Passengers run for their lives ... all because foreigner ‘fainted’ on Shanghai train

Opinions divided on whether incident reflects lack of concern for someone in need, or panic over a possible terrorist incident

PUBLISHED : Wednesday, 20 August, 2014, 2:24pm
UPDATED : Wednesday, 20 August, 2014, 5:57pm

A foreigner collapsing on the Shanghai metro caused passengers to flee the carriage and triggered a stampede to the exits, in a bizarre incident captured on camera.

Filmed on the evening of August 9, the video – released this morning by CCTV – shows a white man slumping over sideways in his seat and then rolling onto the floor of the subway car.

As he hits the floor, passengers start running away from the man, leaving the carriage almost empty.

At the next stop, passengers are seen scrambling out of the train, with at least one man almost getting trampled in the stampede.

The commotion may have been partly caused by a fellow passenger shouting “Accident!” after the foreigner collapsed, according to CCTV’s description of the video.

The footage then cuts to a scene of the foreigner on his feet and looking dazed as two people, likely metro staff, inspect the carriage. Finding nothing, the staff leave and the foreigner takes a seat as the doors close.

Since its posting at 10.22am on Wednesday, the video has been viewed more than 13,000 times and in its first hour on Weibo received over 4,300 comments and nearly 2,000 shares.

The passengers’ reaction – to flee instead of helping the man who fainted – was criticised by netizens. But the incident also speaks volumes about the current tensions in China over possible terrorism incidents, according to others.

Verified blogger Li Zhiren said it was unsurprising that people ran out of the train given the increasing number of alleged terrorist incidents in Yunnan and Xinjiang provinces in recent months.

One of the most shocking incidents occurred at a train station earlier this summer, when men armed with knives attacked people at a Kunming train station in Yunnan province. In Taiwan, a knife-wielding assailant stabbed passengers at random on the Taipei subway in May, leaving four dead.

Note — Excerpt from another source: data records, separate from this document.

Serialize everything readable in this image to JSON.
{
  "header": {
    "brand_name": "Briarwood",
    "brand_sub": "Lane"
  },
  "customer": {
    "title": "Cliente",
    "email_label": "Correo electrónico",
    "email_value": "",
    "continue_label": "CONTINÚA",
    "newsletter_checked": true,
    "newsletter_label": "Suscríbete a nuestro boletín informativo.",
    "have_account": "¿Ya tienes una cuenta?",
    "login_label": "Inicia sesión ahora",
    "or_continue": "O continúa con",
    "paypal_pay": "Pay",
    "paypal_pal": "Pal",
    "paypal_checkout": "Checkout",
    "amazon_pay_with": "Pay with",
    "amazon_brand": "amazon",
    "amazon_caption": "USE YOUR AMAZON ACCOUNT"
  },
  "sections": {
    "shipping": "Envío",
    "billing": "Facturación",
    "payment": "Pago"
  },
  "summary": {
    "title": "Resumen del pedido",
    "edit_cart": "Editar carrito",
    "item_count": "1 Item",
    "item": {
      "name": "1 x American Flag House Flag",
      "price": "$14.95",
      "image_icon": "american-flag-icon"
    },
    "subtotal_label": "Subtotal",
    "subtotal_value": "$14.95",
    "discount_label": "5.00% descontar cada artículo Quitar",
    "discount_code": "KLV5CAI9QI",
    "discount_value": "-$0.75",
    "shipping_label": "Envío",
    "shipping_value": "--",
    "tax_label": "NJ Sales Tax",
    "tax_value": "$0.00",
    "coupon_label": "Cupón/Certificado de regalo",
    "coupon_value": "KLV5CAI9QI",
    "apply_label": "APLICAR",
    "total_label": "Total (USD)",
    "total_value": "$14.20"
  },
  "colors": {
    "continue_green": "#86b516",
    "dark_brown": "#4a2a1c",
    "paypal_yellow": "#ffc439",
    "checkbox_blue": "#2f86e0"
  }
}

“People have been strained and [are a bundle of] nerves nowadays as terrorist attacks have been widespread all over the world. In the closed space of a subway train, a stranger’s abrupt collapse … can trigger every frightened person to flee from the scene,” Li said.

His feelings were echoed by other bloggers, including one who identified himself as “Obviously bada”.

“Too much has happened in recent years – there were arson [attacks] on buses and knife attacks at railway stations, which has made people really on edge in public spaces nowadays,” he said.

Potential terrorism was not the only concern. Many who saw the video focused on what they deemed was an inappropriate response to someone in need.

Some were surprised that none of the passengers called emergency services. In typical Weibo fashion, many of the comments had a sarcastic edge.

"Seriously, this is the quality of the people?” one blogger said.

"This is exactly the typical reaction of Chinese people,” another commented.

Some of the most popular comments on the response feed were those that mocked Shanghai as a large and unfriendly city. “Shanghai people have such a good quality!” said a verified blogger from Chengdu. His remark received 955 likes.